If a truly bad song can take the place of years of Sesame Street, what else can we have learned from other, better songs? Let’s look at just a few of them.
“American Pie”
Pretty much all we learn is that Don McClean is the ultimate nostalgist. He could beat everybody’s parents in reminiscing about the good old days and complaining about today’s corruption, and make it sound tuneful. Next time your mom starts going on about the poor state of music in today’s world (Ke$ha, anybody?), challenge her to compose a metaphor-riddled song that goes on for 10 minutes.
“Hollaback Girl”
Gwen Stefani taught us how to spell “bananas”. More importantly, she spelled it with the right number of N’s and A’s, something that has stumped spelling bee contestants since someone first decided that it would be fun to watch little kids come close to peeing their pants in anxiety while waiting in a line to spell a word that is barely phonetic.

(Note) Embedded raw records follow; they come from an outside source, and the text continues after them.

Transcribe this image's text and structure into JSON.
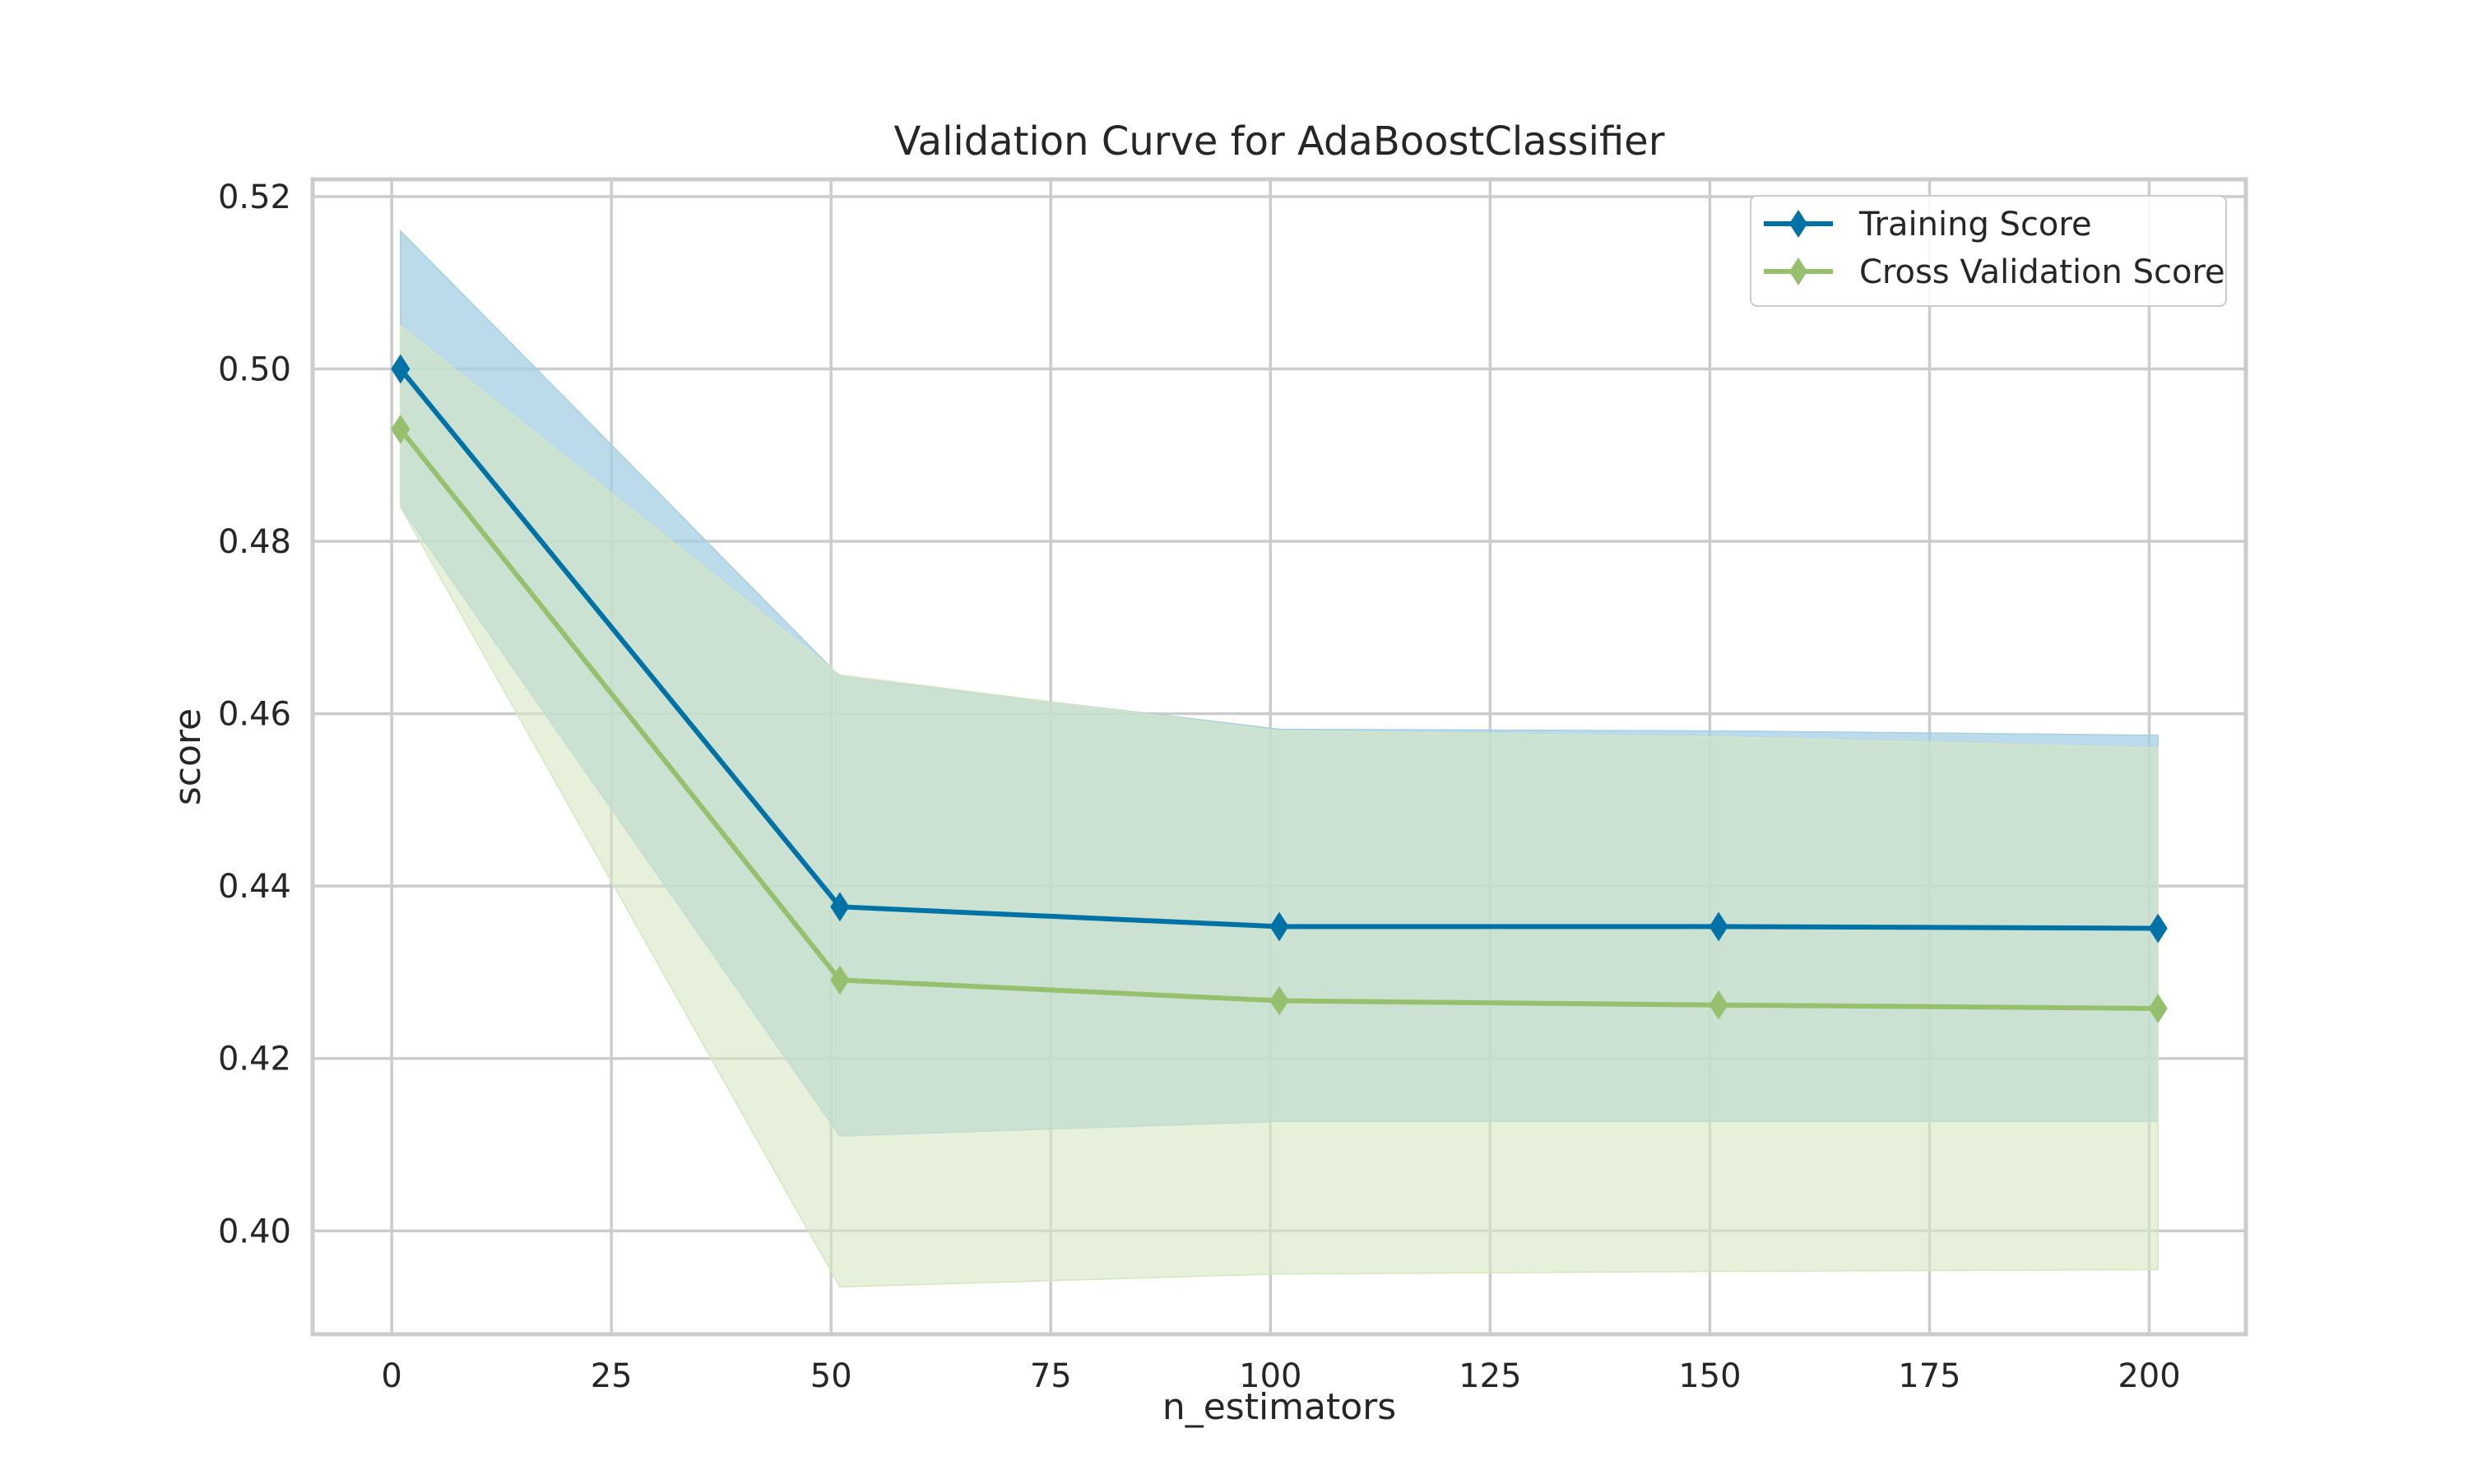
{
  "chart_data": {
    "type": "line",
    "title": "Validation Curve for AdaBoostClassifier",
    "xlabel": "n_estimators",
    "ylabel": "score",
    "xlim": [
      -9,
      211
    ],
    "ylim": [
      0.388,
      0.522
    ],
    "xticks": [
      0,
      25,
      50,
      75,
      100,
      125,
      150,
      175,
      200
    ],
    "xtick_labels": [
      "0",
      "25",
      "50",
      "75",
      "100",
      "125",
      "150",
      "175",
      "200"
    ],
    "yticks": [
      0.4,
      0.42,
      0.44,
      0.46,
      0.48,
      0.5,
      0.52
    ],
    "ytick_labels": [
      "0.40",
      "0.42",
      "0.44",
      "0.46",
      "0.48",
      "0.50",
      "0.52"
    ],
    "grid": true,
    "legend_position": "top-right",
    "x": [
      1,
      51,
      101,
      151,
      201
    ],
    "series": [
      {
        "name": "Training Score",
        "color": "#0072a6",
        "band_color": "#a6cfe3",
        "marker": "diamond",
        "values": [
          0.5,
          0.4376,
          0.4353,
          0.4353,
          0.4351
        ],
        "band_upper": [
          0.516,
          0.4643,
          0.4582,
          0.458,
          0.4575
        ],
        "band_lower": [
          0.484,
          0.411,
          0.4127,
          0.4127,
          0.4127
        ]
      },
      {
        "name": "Cross Validation Score",
        "color": "#96c06e",
        "band_color": "#d5e6c1",
        "marker": "diamond",
        "values": [
          0.493,
          0.4291,
          0.4267,
          0.4262,
          0.4258
        ],
        "band_upper": [
          0.505,
          0.4645,
          0.458,
          0.4573,
          0.456
        ],
        "band_lower": [
          0.484,
          0.3935,
          0.395,
          0.3953,
          0.3955
        ]
      }
    ]
  }
}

Cha-Cha Slide/Cupid Shuffle/those other awkward group dance songs
In theory, we learn how to do a fun dance from the singer/narrator’s instructions. In reality, everyone manages to look like a complete dork, jumping around like an idiot on a crowded dance floor. Of course, that’s how we dance anyways (I’m just waiting for Don McClean’s song about “The day the dancing died”), but these songs add the fun component of sliding, turning, and shuffling, whatever that may be.
"1234"
The Plain White T’s may have their faults, but their music is kind of adorable. This song, though, teaches us to count to four, a very important number. It also teaches our ears to search for hidden words -- “There’s only ONE thing TWO do, THREE words FOUR you.”
"ABC"
This old song by the Jackson 5 goes even further. We not only learn the numbers one, two and three, we learn about ABC and Do Re Mi. The song claims that love is as simple as those three syllable strands, but that evidently means that seemingly simple things are complicated.
"Do Re Mi"
This song, unlike others on the list, was evidently meant to be didactic, or just to spotlight Julie Andrews’ voice in The Sound of Music. Either way, it taught us a great deal about the musical scale.
Any song by Ke$ha
These songs do the opposite of teaching, unless they’re attempting to teach you how to spell everything incorrectly. Still, they’re annoyingly catchy.
Anything by Nickelback
These songs are excellent at teaching incorrect grammar. You know that song “Gotta Be Somebody”? Considering that Chad Kroeger is a guy, the chorus should actually go, “Nobody wants to be the last one there, and everyone wants to feel like someone cares. Someone to love with my life in her hands. There has to be somebody for me out there. Nobody wants to go it on his own, and everyone wants to know he’s not alone. Somebody else that feels the same somewhere; there has to be somebody for me out there.”
One can make a song to teach anything, as students of Darrell Huber learned from “Ide Ate Ite”. However, it means a lot more, and is quite entertaining when these are popular songs. This is your editor-in-chief signing out, and reminding you that yesterday was Thursday, today is Friday, tomorrow is Saturday and Sunday comes afterwards.